Dealing with a Latent Danger: Parents Communicating with Their Children about Smoking

1School of Nursing, Memorial University of Newfoundland, St. John’s, NL, Canada A1B 3V6
2Faculty of Nursing, University of Alberta, 11405 87 Avenue, Edmonton, AB, Canada T6G 1C9

Received 11 February 2012; Revised 19 April 2012; Accepted 20 April 2012

Academic Editor: Sheila Payne

Copyright © 2012 Sandra P. Small et al. This is an open access article distributed under the Creative Commons Attribution License, which permits unrestricted use, distribution, and reproduction in any medium, provided the original work is properly cited.

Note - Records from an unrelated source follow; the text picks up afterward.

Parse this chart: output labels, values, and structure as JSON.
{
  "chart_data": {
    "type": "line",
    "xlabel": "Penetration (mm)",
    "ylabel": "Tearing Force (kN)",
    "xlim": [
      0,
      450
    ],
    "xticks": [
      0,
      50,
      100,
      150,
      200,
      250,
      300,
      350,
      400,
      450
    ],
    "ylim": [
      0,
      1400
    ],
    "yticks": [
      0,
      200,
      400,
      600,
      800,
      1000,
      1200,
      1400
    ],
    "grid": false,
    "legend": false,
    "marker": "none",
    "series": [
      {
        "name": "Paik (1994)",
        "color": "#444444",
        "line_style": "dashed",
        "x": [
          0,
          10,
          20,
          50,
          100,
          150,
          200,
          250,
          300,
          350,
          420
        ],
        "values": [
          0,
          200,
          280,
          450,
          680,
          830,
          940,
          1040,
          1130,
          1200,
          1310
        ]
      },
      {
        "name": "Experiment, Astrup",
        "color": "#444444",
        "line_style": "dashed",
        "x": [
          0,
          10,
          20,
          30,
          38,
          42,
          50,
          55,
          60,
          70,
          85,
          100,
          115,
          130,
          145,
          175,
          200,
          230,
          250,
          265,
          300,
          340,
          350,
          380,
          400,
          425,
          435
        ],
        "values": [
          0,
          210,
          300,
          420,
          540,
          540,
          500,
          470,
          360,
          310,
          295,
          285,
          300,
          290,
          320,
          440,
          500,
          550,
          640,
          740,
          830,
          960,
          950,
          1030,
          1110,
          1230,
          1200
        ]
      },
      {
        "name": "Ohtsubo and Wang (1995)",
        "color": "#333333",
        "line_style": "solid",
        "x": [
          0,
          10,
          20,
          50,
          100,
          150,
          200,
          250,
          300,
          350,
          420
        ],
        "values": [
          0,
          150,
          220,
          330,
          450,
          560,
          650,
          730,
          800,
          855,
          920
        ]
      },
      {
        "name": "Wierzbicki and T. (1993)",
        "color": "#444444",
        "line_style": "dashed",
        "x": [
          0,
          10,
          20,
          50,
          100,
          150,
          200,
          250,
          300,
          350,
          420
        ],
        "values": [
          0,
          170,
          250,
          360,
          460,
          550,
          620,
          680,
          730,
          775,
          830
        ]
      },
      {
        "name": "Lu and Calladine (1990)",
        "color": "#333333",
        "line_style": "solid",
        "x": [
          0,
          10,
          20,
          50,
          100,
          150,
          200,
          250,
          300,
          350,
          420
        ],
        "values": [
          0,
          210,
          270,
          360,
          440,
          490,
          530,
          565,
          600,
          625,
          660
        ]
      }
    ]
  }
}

The purpose of this study was to understand parental approach to the topic of smoking with school-age preadolescent children. In-depth interviews were conducted with 38 parents and yielded a grounded theory that explains how parents communicated with their children about smoking. Parents perceived smoking to be a latent danger for their children. To deter smoking from occurring they verbally interacted with their children on the topic and took action by having a no-smoking rule. There were three interaction approaches, which differed by style and method of interaction. Most parents interacted by discussing smoking with their children. They intentionally took advantage of opportunities. Some interacted by telling their children about the health effects of smoking and their opposition to it. They responded on the spur-of-the-moment if their attention was drawn to the issue by external cues. A few interacted by acknowledging to their children the negative effects of smoking. They responded only when their children brought it up. The parents’ intent for the no-smoking rule, which pertained mainly to their homes and vehicles, was to protect their children from second-hand smoke and limit exposure to smoking. The theory can be used by nurses to guide interventions with parents about youth smoking prevention.